Edelman’s new book, “The Train to Warsaw,” focuses on a long married couple who escaped the Warsaw Ghetto forty years earlier. The husband, Jascha, a celebrated writer, has been asked by a Writer’s Group in Poland to come and give a reading. The couple have been living for decades in London, but they still feel ill at ease there, as they do everywhere; the concept of “home” and homeland” is a charged one. His wife, Lilka, wants to return to Warsaw and is nostalgic about some of the places she went in her early childhood with her parents before the Nazi assault. The couple has kept secrets from one another that this trip will unravel threatening the balance of their long negotiated truce.
The trouble starts almost immediately. When Lilka begs him to take her to a certain park she recalls, he yells “You won’t find your way back. God knows why we’re going, he added, Didn’t we have enough?” But in gentler moments he confides to her that he knows she wants him to be able to share more but he simply can’t. Lilka shares with him a recurring dream she has where she sees her father in front of the ghetto wall telling her to follow him and reaching out his hand for her. Jascha confesses that he also dreams frequently about those years, particularly about the thirst and the hunger.

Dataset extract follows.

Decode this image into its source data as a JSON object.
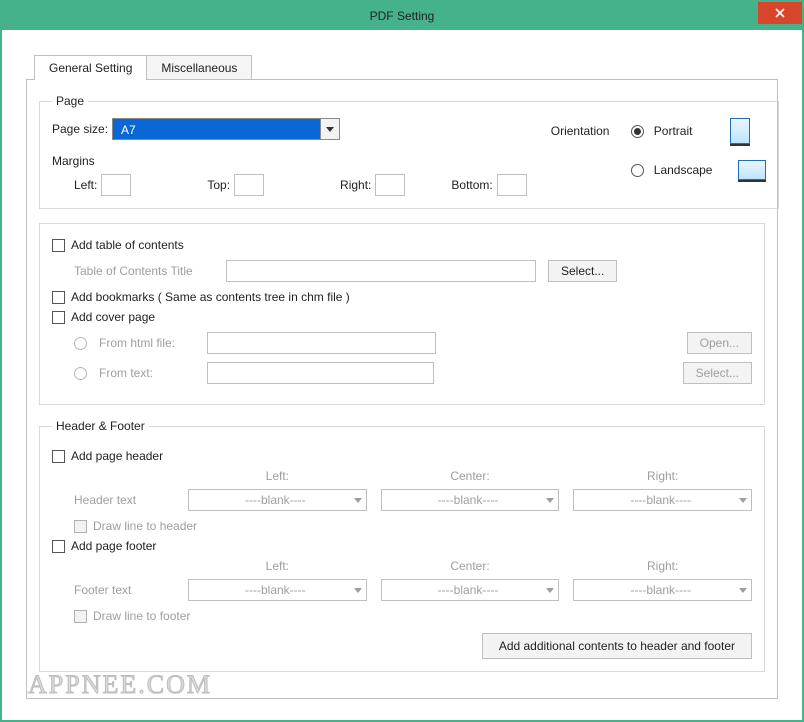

She turns to him and expresses her relief that they are with one another since “Who else could we live with if not each other….Who else would understand?” We sense Edelman herself is struggling with the difficulty of having her characters attempt to express the horrific experiences they have endured; and that words, words themselves, seem inadequate to the task.
In this new work, Edelman falls prey to some of the same difficulties that are apparent in her earlier novel. She is a good storyteller and has an ear for the subtle shifts in power that go on between couples all the time that are imperceptible to everyone that surrounds them; sometimes even the couple themselves. But we remain emotionally distant from her characters; as distant as they are from one another.
Elaine Margolin is a frequent contributor of book reviews to the Jewish Journal and other publications.